Previous litigation on the subject in the state, including a decision by the federal District Court in Austin, found that a consequence of the rules would be to close clinics that did not operate within or in proximity to major city centres. Those not in or near Dallas, Houston and San Antonio, by way of example, would shut down, a considerable matter given the geographical area the size of Texas.
The closure of facilities has not been a hypothetical matter. The state’s own records as of February 2016 indicate a reduction of 20 facilities offering abortion services, down from 39 in 2012.
The District Court also found other consequences: a doubling of the number of women of reproductive age living more than 50 miles from a clinic while those living more than 100 miles had increased by 150 percent. Similar privilege-access laws in other states have also had the effect of running down clinic facilities.
This was not all. Showing how polarisation on the benches has become something of a pre-programmed switch, three conservative judges went against the majority in what came down to a 5-3 ruling. It took Justice Anthony Kennedy’s swing vote to make the difference.
A dissenting Justice Samuel Alito preferred to focus on state autonomy, and its undue trammelling by a court that had ceased to be “neutral”. This has been the singular formula of US constitutional law since the early days of the Republic: the extent a Supreme Court can badger a state to abide by broader, federal rules.
The watchwords there are non-interference and neutrality, guided by rather sterile notions of procedural propriety. “When we decide cases on particularly controversial issues,” wrote Justice Alito, “we should take special care to apply settled procedural rules in a neutral manner.” Controversy, in short, should breed caution.

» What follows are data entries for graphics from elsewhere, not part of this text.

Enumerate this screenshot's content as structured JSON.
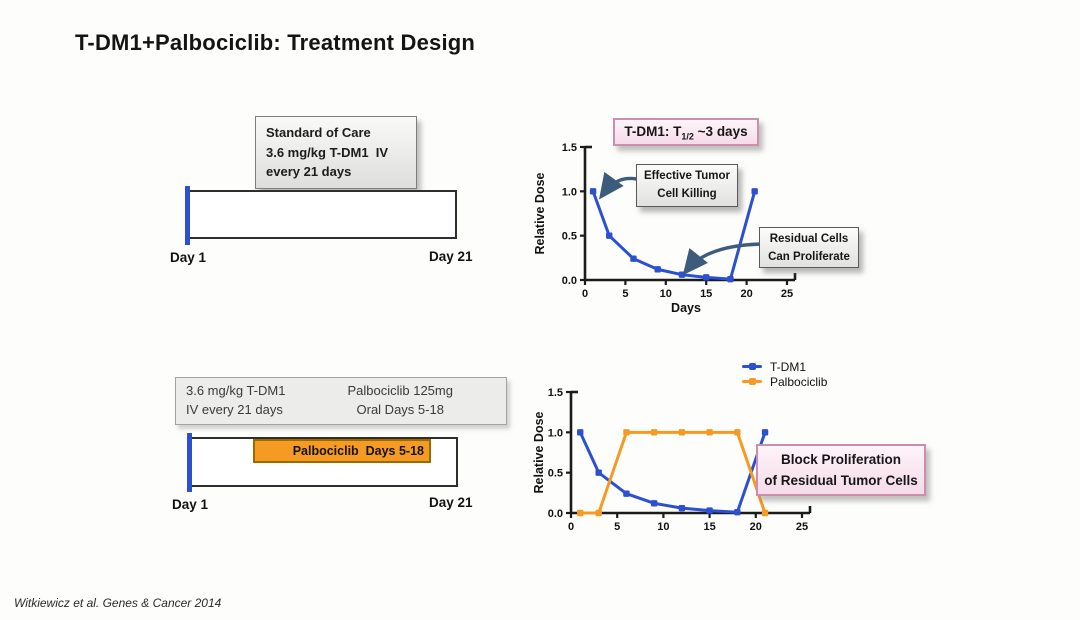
{
  "slide": {
    "title": "T-DM1+Palbociclib: Treatment Design",
    "citation": "Witkiewicz et al. Genes & Cancer 2014"
  },
  "colors": {
    "tdm1_blue": "#2B50D0",
    "palbociclib_orange": "#F59A23",
    "arrow": "#3D5C7D",
    "pink_box_bg": "#F6DBE8",
    "pink_box_border": "#CB8FAE"
  },
  "standard_of_care": {
    "info_lines": [
      "Standard of Care",
      "3.6 mg/kg T-DM1  IV",
      "every 21 days"
    ],
    "day_start_label": "Day 1",
    "day_end_label": "Day 21"
  },
  "combination": {
    "info_col1_lines": [
      "3.6 mg/kg T-DM1",
      "IV every 21 days"
    ],
    "info_col2_lines": [
      "Palbociclib 125mg",
      "Oral Days 5-18"
    ],
    "bar_label": "Palbociclib  Days 5-18",
    "day_start_label": "Day 1",
    "day_end_label": "Day 21"
  },
  "chart_data": [
    {
      "id": "tdm1-halflife",
      "type": "line",
      "title": {
        "prefix": "T-DM1: T",
        "sub": "1/2",
        "suffix": " ~3 days"
      },
      "xlabel": "Days",
      "ylabel": "Relative Dose",
      "xlim": [
        0,
        25
      ],
      "ylim": [
        0,
        1.5
      ],
      "xticks": [
        0,
        5,
        10,
        15,
        20,
        25
      ],
      "ytick_labels": [
        "0.0",
        "0.5",
        "1.0",
        "1.5"
      ],
      "x": [
        1,
        3,
        6,
        9,
        12,
        15,
        18,
        21
      ],
      "series": [
        {
          "name": "T-DM1",
          "color": "#2B50D0",
          "values": [
            1.0,
            0.5,
            0.24,
            0.12,
            0.06,
            0.03,
            0.01,
            1.0
          ]
        }
      ],
      "annotations": [
        {
          "lines": [
            "Effective Tumor",
            "Cell Killing"
          ]
        },
        {
          "lines": [
            "Residual Cells",
            "Can Proliferate"
          ]
        }
      ],
      "legend_position": "none",
      "grid": false
    },
    {
      "id": "combination",
      "type": "line",
      "xlabel": "",
      "ylabel": "Relative Dose",
      "xlim": [
        0,
        25
      ],
      "ylim": [
        0,
        1.5
      ],
      "xticks": [
        0,
        5,
        10,
        15,
        20,
        25
      ],
      "ytick_labels": [
        "0.0",
        "0.5",
        "1.0",
        "1.5"
      ],
      "x": [
        1,
        3,
        6,
        9,
        12,
        15,
        18,
        21
      ],
      "series": [
        {
          "name": "T-DM1",
          "color": "#2B50D0",
          "values": [
            1.0,
            0.5,
            0.24,
            0.12,
            0.06,
            0.03,
            0.01,
            1.0
          ]
        },
        {
          "name": "Palbociclib",
          "color": "#F59A23",
          "values": [
            0,
            0,
            1.0,
            1.0,
            1.0,
            1.0,
            1.0,
            0
          ]
        }
      ],
      "legend": [
        "T-DM1",
        "Palbociclib"
      ],
      "legend_position": "top-right",
      "annotation": {
        "lines": [
          "Block Proliferation",
          "of Residual Tumor Cells"
        ]
      },
      "grid": false
    }
  ]
}
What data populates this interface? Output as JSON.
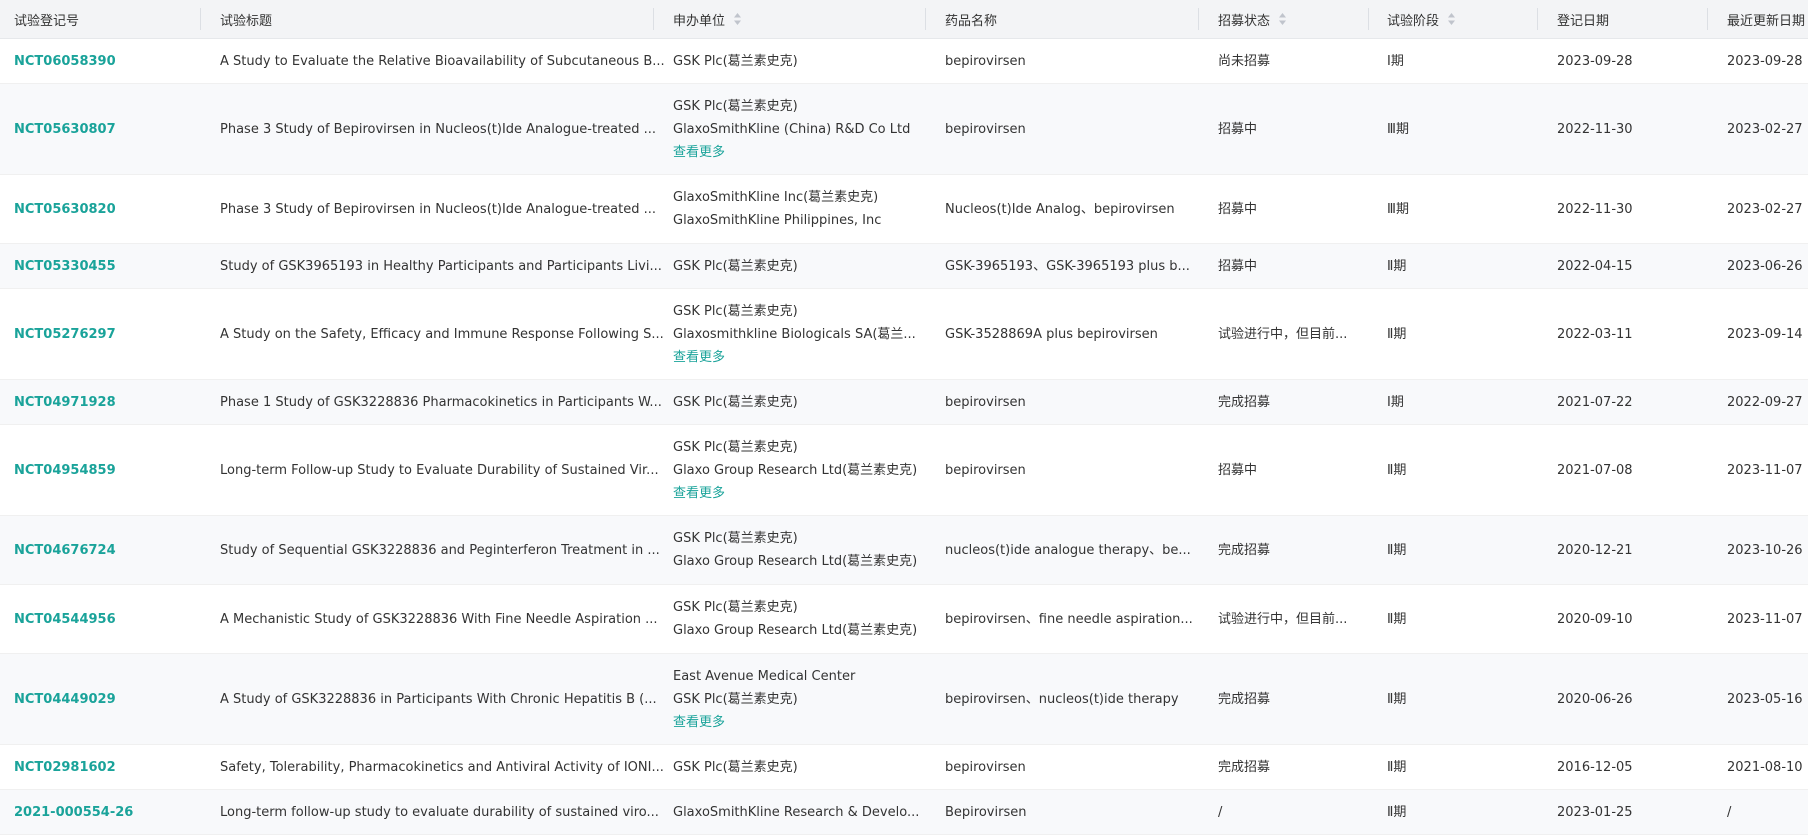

Justice Alito, jointed by Chief Justice John Roberts and Justice Clarence Thomas, resorted to bomb analogies of a rather severe sort. “Federal courts have no authority to carpet bomb state laws, knocking out provisions that are perfectly consistent with federal law, just because it would be too much bother to separate them from unconstitutional provisions.”
Conservative commentary on the subject similarly returns to the sacred grove of the objective reader (in itself, a fantasy) which would take issue with contriving constitutional rights from nothing. This, railed Kevin D. Williamson in The National Review, was a similar act of imagination contrived by Justice Harry Blackmun, the conjurer of dark magic that led to finding a constitutional right to abortion in Roe v Wade.
Williamson prefers to keep it simple. Ignore those astrologers who have legal qualifications, and instead focus on those “non-trivial number of” Americans who “would rather put their unborn children to death than be burdened with the responsibilities of parenthood, even if they are only short-live responsibilities.” Fire-breathing judgment comes easily to this form of Calvinist thinking.
Whole Woman’s Health v Hellerstedt shows otherwise, demonstrating the muscular assertiveness of the court as an arm of federal government that can transform as much as it impedes. For those on the side of the pro-abortion argument, the case was simple affirmation of an established rule. For conservatives, it was a satanic product of an intrusively legal imagination.